Simplification du régime de la cession de fonds de commerce

GUILLÉ Jérôme

Avocat

Loi n°2019-744 du 19 juillet 2019

La loi du 19 juillet 2019 a abrogé l’article L.141-1 du Code de commerce qui imposait à peine de nullité de l’acte de vente des énonciations obligatoires dans l’acte de cession d’un fonds de commerce.

Issu de la loi du 29 juin 1935 relative au règlement du prix de vente des fonds de commerce, l’article L.141-1 du Code de commerce obligeait le vendeur à formuler les énonciations suivantes dans l’acte de cession de fonds de commerce :

« 1° Le nom du précédent vendeur, la date et la nature de son acte d’acquisition et le prix de cette acquisition pour les éléments incorporels, les marchandises et le matériel ;

2° L’état des privilèges et nantissements grevant le fonds ;

3° Le chiffre d’affaires qu’il a réalisé durant les trois exercices comptables précédant celui de la vente, ce nombre étant réduit à la durée de la possession du fonds si elle a été inférieure à trois ans ;

4° Les résultats d’exploitation réalisés pendant le même temps ;

5° Le bail, sa date, sa durée, le nom et l’adresse du bailleur et du cédant, s’il y a lieu. »

Le paragraphe II de l’article L.141-1 du Code de commerce disposait que l’omission des énonciations ci-dessus prescrites pouvait, sur la demande de l’acquéreur formée dans l’année, entraîner la nullité de l’acte de vente.

Désormais, depuis le 21 juillet 2019, lendemain de la promulgation de la loi n°2019-744 du 19 juillet 2019 de simplification, de clarification et d’actualisation du droit des sociétés, les dispositions de l’article L.141-1 du Code de commerce sont abrogées dans leur intégralité.

Pour autant, cela ne signifie pas que le vendeur de fonds de commerce n’est plus tenu de fournir les informations ci-dessus pour que la cession soit valable.

En effet, l’article 1112-1 du Code civil s’applique obligatoirement à tout contrat, or il institue une obligation précontractuelle d’information à la charge du vendeur puisqu’il dispose :

« Celle des parties qui connaît une information dont l’importance est déterminante pour le consentement de l’autre doit l’en informer dès lors que, légitimement, cette dernière ignore cette information ou fait confiance à son cocontractant.

Néanmoins, ce devoir d’information ne porte pas sur l’estimation de la valeur de la prestation.

Ont une importance déterminante les informations qui ont un lien direct et nécessaire avec le contenu du contrat ou la qualité des parties.

Il incombe à celui qui prétend qu’une information lui était due de prouver que l’autre partie la lui devait, à charge pour cette autre partie de prouver qu’elle l’a fournie.
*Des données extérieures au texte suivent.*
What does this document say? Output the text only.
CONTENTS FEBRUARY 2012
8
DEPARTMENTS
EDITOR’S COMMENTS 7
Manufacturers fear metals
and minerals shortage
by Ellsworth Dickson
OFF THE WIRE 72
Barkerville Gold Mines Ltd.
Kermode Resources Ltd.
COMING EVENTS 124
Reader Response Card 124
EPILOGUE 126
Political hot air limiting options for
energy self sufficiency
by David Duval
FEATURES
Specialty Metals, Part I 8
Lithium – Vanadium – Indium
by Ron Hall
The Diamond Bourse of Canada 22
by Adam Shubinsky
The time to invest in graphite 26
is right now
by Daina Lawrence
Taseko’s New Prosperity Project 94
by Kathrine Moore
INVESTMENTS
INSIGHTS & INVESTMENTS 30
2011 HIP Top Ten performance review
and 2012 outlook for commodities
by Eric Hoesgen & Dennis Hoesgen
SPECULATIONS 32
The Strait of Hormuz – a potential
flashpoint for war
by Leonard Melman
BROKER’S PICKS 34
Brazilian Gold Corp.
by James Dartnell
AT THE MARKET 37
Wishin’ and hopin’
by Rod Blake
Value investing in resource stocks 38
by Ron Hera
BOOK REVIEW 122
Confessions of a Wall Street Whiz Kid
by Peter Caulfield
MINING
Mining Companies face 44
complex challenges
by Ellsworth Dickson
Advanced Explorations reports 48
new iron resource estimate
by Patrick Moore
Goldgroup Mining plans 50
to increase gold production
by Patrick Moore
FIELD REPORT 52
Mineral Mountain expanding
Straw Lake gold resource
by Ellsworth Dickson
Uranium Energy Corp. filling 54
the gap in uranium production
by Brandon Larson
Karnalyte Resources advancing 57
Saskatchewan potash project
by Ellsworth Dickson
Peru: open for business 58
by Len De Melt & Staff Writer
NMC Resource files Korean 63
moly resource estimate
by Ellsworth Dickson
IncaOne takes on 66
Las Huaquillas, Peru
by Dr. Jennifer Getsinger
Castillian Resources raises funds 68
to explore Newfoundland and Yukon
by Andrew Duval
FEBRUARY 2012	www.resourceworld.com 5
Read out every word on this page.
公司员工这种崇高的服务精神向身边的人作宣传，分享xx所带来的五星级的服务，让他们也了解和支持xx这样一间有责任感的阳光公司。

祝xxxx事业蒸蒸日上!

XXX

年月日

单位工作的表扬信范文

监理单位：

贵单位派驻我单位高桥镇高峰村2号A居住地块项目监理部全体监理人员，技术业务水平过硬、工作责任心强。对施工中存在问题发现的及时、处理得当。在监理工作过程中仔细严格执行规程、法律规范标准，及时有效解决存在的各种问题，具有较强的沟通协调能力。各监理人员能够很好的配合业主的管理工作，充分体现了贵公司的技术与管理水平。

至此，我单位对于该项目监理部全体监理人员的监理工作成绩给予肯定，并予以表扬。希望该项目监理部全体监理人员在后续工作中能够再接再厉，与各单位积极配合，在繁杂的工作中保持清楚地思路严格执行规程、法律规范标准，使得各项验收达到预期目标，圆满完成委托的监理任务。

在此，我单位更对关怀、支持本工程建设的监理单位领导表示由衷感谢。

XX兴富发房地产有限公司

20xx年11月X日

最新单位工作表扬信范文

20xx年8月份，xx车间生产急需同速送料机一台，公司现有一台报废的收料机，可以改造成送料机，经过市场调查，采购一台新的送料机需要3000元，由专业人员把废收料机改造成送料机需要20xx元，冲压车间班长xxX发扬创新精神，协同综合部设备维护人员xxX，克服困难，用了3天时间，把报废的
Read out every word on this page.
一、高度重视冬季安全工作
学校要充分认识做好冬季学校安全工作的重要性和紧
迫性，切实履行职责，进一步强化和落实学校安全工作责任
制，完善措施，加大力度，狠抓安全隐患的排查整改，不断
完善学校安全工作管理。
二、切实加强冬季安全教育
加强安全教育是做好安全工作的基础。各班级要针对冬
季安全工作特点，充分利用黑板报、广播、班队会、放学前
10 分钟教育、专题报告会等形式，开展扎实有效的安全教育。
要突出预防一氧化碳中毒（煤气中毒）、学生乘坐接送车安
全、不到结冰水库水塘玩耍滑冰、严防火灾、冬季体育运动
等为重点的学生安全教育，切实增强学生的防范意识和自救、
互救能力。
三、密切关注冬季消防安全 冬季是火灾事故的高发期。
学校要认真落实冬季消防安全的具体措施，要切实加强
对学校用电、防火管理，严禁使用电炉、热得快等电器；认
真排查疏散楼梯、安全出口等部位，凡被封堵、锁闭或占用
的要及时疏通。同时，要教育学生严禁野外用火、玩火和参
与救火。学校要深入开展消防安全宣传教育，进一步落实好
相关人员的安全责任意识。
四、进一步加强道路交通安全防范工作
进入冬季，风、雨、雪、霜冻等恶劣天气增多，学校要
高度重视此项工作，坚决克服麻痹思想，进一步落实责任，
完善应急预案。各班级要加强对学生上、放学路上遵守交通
Les parties ne peuvent ni limiter, ni exclure ce devoir.

Outre la responsabilité de celui qui en était tenu, le manquement à ce devoir d’information peut entraîner l’annulation du contrat dans les conditions prévues aux articles 1130 et suivants. »

Par conséquent, le vendeur reste tenu à peine de nullité de la cession de fournir à l’acheteur les informations qui ont un lien direct et nécessaire avec le contenu du contrat ou la qualité des parties, soient les informations suivantes :

  • la preuve de la propriété du fonds de commerce,
  • l’état des privilèges et nantissements grevant le fonds,
  • les informations relatives au bail commercial,
  • les informations relatives aux salariés transférés,
  • les informations relatives aux actifs cédés,
  • les informations relatives aux contrats repris.

A la différence de l’ancien régime de l’article L.141-1 du Code de commerce, ces informations ne devront pas nécessairement être énoncées dans l’acte de cession mais le vendeur devra néanmoins être en mesure de démontrer qu’il a bien fourni ces éléments préalablement à la conclusion de la cession.

A défaut, l’acte de cession pourra être annulé à la demande de l’acheteur si ce dernier démontre avoir subi un vice de son consentement du fait du manquement du vendeur à son obligation d’information.

En application du droit commun des obligations, la nullité de la cession de fonds de commerce pourra être demandée par l’acheteur dans un délai de 5 ans à compter de la découverte du vice ; le délai pendant lequel la validité de l’acte de cession peut être remise en cause du fait du défaut de fourniture d’une information essentielle se trouve donc rallongé par rapport à l’ancien régime.

En pratique, la fourniture par le vendeur des informations ci-dessus pourra être contractualisée dans la promesse de cession de fonds de commerce comme une condition suspensive de la cession.